AFRIQUEMEDIUM.COM-Les États-Unis ont brandi ce jeudi des sanctions à l’encontre de Joseph Kabila. Il est accusé par Washington de « semer l’instabilité » dans son pays en soutenant le groupe armé AFC/M23. En septembre 2025, l’ancien président congolais avait été condamné à mort par contumace dans son pays pour complicité avec le M23
il est désormais sous le coup d’une condamnation à mort et sous sanctions des Etats-Unis: Joseph Kabila, qui a dirigé la RDC de 2001 à 2019, est désormais considéré comme un paria dans le pays qu’il a quitté en 2023 mais où il est récemment réapparu, venant inquiéter Kinshasa.
Fils de Laurent-Désiré Kabila, rebelle ayant fait tomber le dictateur Mobutu Sese Seko, Joseph Kabila, 54 ans, avait hérité du pouvoir en République démocratique du Congo (RDC) par une succession de type monarchique après l’assassinat de son père en janvier 2001.
« Avec sa voix timide et sa jeunesse (il n’avait alors que 29 ans), il donnait l’impression au début d’être un personnage falot », écrit l’historien belge David Van Reybrouck dans un ouvrage de référence sur le Congo.
En 2019, au terme de deux mandats, Joseph Kabila quitte le pouvoir en laissant la place à l’actuel président Félix Tshisekedi et avec le statut de sénateur à vie ainsi qu’une immunité parlementaire. En 2023, il quitte le pays et reste discret sur ses déplacements, apparaissant notamment en Afrique du Sud ou en Namibie.

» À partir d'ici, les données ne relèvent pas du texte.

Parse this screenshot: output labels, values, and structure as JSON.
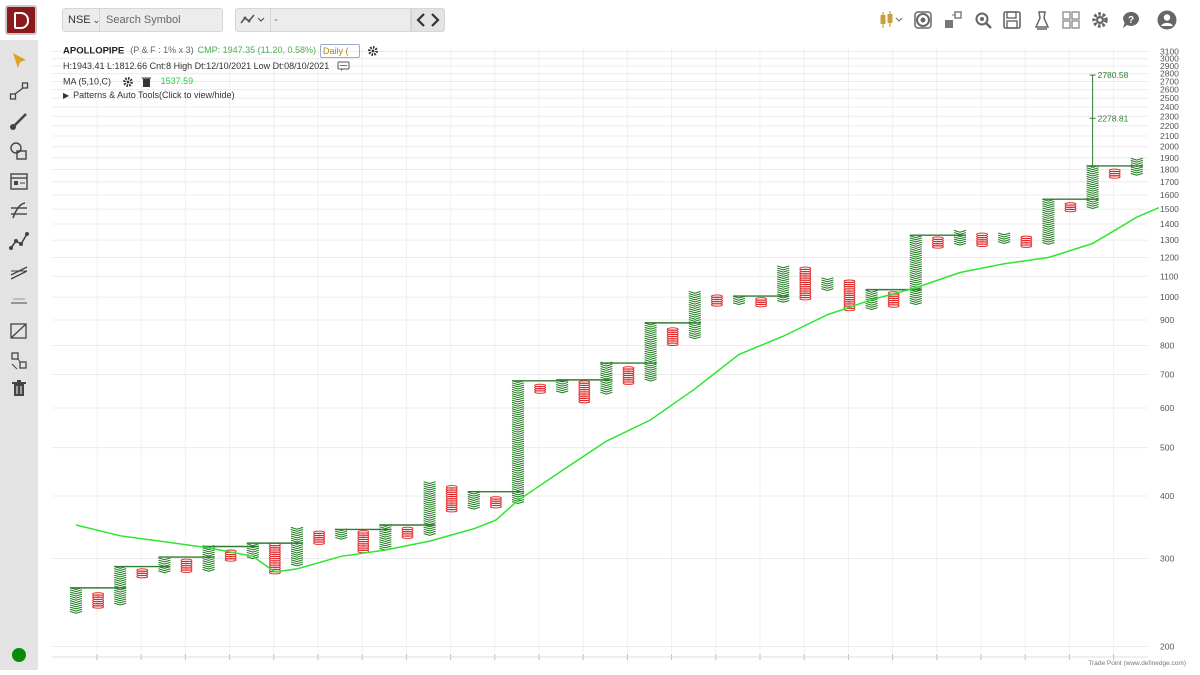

Après s’être tenu à l’écart pendant plusieurs années, il réapparait en mai 2025 à Goma, capitale de la province orientale du Nord-Kivu, quatre mois après la prise de la ville par le groupe armé antigouvernemental M23. Même silhouette carrée, son habituelle barbe en moins. Quelques jours auparavant, l’ex-président, qui jouit encore d’un important réseau d’influence, avait déclaré dans une rare allocution en ligne que « la dictature doit prendre fin » en RDC et qu’il est prêt à « jouer sa partition ».